NFL Owners Approve Overtime Rule Change In Playoffs

SMS
NFL Owners Approve Overtime Rule Change In Playoffs
Both teams will now get at least one possession and a chance to score in the playoffs.

The NFL is changing the sometimes controversial overtime rules to guarantee each side gets the ball in the playoffs.

Concerned that the coin toss to begin the extra period has too much impact on postseason game results, the owners voted Tuesday to permanently approve a proposal presented by the Colts and Eagles.

Beginning this season, if the team possessing the ball first in overtime scores a touchdown on that series, the opponent still gets a possession. In recent seasons, that touchdown would have ended the game.

That second possession of overtime would extend beyond the initial 15-minute period if needed. Should that team tie the game, it then would become sudden death.

Outcries began back in the February 2017 Super Bowl when Tom Brady completed an incredible comeback from a 28-3 deficit to tie the game. The Patriots won the coin toss, marched to a touchdown and beat the Falcons.

In the 2018 season, New England won the AFC title on the first series of OT without Kansas City getting the ball.

When the same thing happened in Kansas City during this January's divisional game between the Bills and the Chiefs, won by KC, a groundswell became an uproar.

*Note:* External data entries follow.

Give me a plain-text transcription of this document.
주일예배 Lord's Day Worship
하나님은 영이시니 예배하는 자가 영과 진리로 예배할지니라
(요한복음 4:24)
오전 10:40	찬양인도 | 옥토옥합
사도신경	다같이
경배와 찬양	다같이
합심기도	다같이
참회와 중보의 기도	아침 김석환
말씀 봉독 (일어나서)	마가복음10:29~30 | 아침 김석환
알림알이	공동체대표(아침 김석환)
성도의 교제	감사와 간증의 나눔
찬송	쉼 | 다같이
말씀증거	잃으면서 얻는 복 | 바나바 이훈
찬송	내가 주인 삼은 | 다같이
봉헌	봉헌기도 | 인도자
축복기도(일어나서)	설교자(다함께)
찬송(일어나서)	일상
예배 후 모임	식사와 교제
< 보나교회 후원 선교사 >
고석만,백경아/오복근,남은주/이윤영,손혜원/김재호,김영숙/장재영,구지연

“We always listen to fans,” Commissioner Roger Goodell said. “What brought this decision was the database and the facts. When you see that, this is an issue in the postseason.”

Since the previous overtime rule was instituted for the regular season in 2012, the team that wins the coin toss has won the game half of the time (76 of 152 games). However, both teams have had at least one possession in 82% of the games (124 of 152).

Those numbers changed quite a bit in the postseason. Since 2010, when that rule was instituted for the playoffs, seven of the 12 overtime games have been won on an opening possession touchdown, and 10 of 12 have been won by the team that won the coin toss.